Dorcas li fissò cercando di non farsi notare. Nonostante fosse abituata a ricevere commenti maligni sulla sua nascita non si era mai davvero soffermata all’idea di avere una famiglia. L’accademia era la sua famiglia: i compagni, gli insegnanti… Non aveva mai nemmeno fantasticato sull’avere davvero un fratello o una sorella di sangue. I due gemelli le sembravano andare molto d’accordo; “Sarà così per tutti?” pensò.

Una lieve sensazione di malinconia le attraversò la mente e decise che era ora di andare a letto. Salutò gli amici, tornò in stanza e si infilò sotto le coperte, con dei dubbi che le vagavano per la testa per la prima volta dopo tanto tempo.

 

Theodore aspettava all’ingresso principale di Kosmos. Da quanto aveva capito si sarebbe svolta una breve riunione per discutere della missione, che gli standard dell’accademia consideravano di basso livello. Non aveva ricevuto molte informazioni: sapeva solo che dovevano liberare un villaggio da alcuni mercenari che avevano cominciato a saccheggiare gli abitanti.

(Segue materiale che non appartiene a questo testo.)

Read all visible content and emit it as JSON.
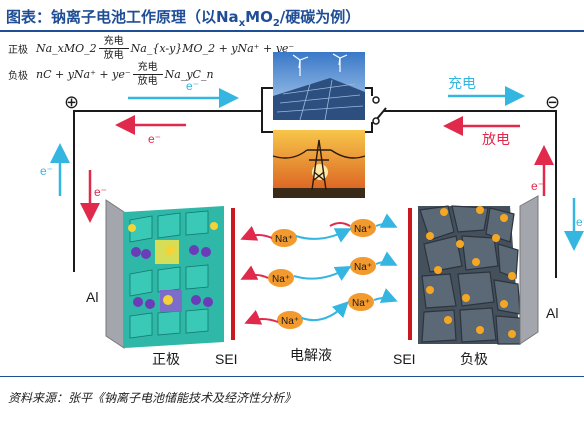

“Mandano mercenari a cacciare mercenari” pensò; ma non fece a tempo a concludere il suo ragionamento che un braccio atletico lo avvinghiò attorno al collo.

«Tu sei lo stagista, vero?» Chiese una voce femminile.

Theo si voltò ma dovette subito alzare lo sguardo per fissare negli occhi la sua interlocutrice: lui non era certo una pertica, ma lei lo sovrastava di almeno quindici centimetri. Aveva gli occhi di due colori diversi, cosa di cui Theo si accorse solo in quel momento: il sinistro era verde, mentre il destro era giallo.

Si liberò subito da quell’abbraccio sgradito e si mise sull’attenti come un bravo soldatino, sperando in cuor suo che fosse sufficiente a farsi lasciare in pace.

«Theodore Senna, capitano. Sono una nuova recluta e mi hanno assegnato alla sua unità per questa missione.»

«Molto bene bimbo, molto bene.» Rispose Erica picchiettando un paio di volte la mano sulla spalla di lui. Theo traballò.

«Ti consiglio allora di fare come tutti gli altri e metterti in disparte a guardare finché io gioco, così torneremo tutti a casa felici e contenti.»

«Come sarebbe a dire “in disparte”? Non dobbiamo fermare un’intera squadra di mercenari addestrati?»

«Sì, non ci metterò molto. Per passare il tempo puoi portarti da leggere, o mangiare, farti una sega, non m’importa. Basta che tu non mi stia in mezzo ai piedi.»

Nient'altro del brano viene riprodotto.